Preparing students to "do" science in the real world of the future means guiding them in "doing" science now. The Maryland Virtual High School of Science and Mathematics entails bringing to the classroom the same team problem solving, technology rich approaches currently used in research and business. Computational science has become a powerful paradigm to complement other approaches. Computational tools, ranging from spreadsheets on microprocessors to advanced molecular modeling tools on supercomputers, are allowing scientists to model processes too costly or impossible to investigate in other ways.

Creating a Virtual Community of Teachers using Computational Science

In October 1994, Montgomery Blair High School was awarded a three year grant totalling over $1,500,000 from the National Science Foundation for an innovative program designed to extend Blair's expertise in computational science studies and Internet use for science resources, mentoring, and collaboration to schools throughout Maryland. Each school was provided with a direct connection to the Internet through a dedicated 56kbs line or a frame relay 128kbs line. This connection allowed students to search and communicate on-line simultaneously through local area networks attached to the school Internet hub.

The grant introduced the teachers to powerful computer systems and software tools to solve problems through computational science techniques.
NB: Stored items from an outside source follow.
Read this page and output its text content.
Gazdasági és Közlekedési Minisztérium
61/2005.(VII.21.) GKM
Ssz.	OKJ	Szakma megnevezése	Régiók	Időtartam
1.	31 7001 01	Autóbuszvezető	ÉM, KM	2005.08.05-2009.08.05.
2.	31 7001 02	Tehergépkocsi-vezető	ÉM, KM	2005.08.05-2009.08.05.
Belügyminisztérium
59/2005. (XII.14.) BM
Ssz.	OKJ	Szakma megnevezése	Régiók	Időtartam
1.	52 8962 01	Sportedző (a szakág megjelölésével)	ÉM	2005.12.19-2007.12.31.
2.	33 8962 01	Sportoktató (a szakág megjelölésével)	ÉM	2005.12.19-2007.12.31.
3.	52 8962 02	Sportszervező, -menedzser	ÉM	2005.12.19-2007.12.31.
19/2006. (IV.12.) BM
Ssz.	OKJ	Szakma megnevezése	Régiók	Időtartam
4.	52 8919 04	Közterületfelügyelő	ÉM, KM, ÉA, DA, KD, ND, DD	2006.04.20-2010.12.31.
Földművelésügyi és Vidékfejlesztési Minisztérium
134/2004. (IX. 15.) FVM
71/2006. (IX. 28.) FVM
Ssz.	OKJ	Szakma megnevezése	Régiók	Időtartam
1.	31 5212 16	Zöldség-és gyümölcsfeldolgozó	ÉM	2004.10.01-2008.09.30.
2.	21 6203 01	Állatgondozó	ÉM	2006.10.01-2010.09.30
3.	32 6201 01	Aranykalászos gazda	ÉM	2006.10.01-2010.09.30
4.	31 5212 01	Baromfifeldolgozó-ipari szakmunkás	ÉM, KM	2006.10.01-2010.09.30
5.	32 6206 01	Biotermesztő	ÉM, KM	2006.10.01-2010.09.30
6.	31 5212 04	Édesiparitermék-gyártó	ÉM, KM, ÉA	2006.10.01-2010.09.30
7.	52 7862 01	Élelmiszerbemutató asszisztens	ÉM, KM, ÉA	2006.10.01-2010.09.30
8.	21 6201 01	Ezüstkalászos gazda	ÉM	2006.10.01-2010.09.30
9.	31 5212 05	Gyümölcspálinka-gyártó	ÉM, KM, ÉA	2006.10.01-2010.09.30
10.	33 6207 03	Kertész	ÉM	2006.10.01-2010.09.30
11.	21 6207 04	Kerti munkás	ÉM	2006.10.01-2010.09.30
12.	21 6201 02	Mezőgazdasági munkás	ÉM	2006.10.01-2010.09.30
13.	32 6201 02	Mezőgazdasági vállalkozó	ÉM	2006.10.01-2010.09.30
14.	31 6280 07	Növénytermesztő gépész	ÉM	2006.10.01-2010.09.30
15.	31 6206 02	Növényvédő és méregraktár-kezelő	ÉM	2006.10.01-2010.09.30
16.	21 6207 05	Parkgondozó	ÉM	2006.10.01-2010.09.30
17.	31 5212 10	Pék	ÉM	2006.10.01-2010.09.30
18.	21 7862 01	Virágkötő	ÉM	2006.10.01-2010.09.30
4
The selected teachers from each school received training in the computational science paradigm and its place in science curriculum, as well as instruction on math and science software. They planned and field-tested collaborative computational science projects that allowed students from schools geographically distant from one another to collaborate on problems of common interest.

The project schools acted as seed sites in expanding the understanding of networking technology for school use throughout Maryland. Students throughout the state used the Internet to gather resources and to interact with peers to share research, and exchange text, video, sound and databases. Each participating school received a Pentium Gateway computer running the LINUX operating system and a Macintosh Powerbook. Installed software allowed the Gateway computer to serve email and school-created world wide web documents. Software tools, such as the STELLATM modeling program and Matlab linear systems software, were also provided.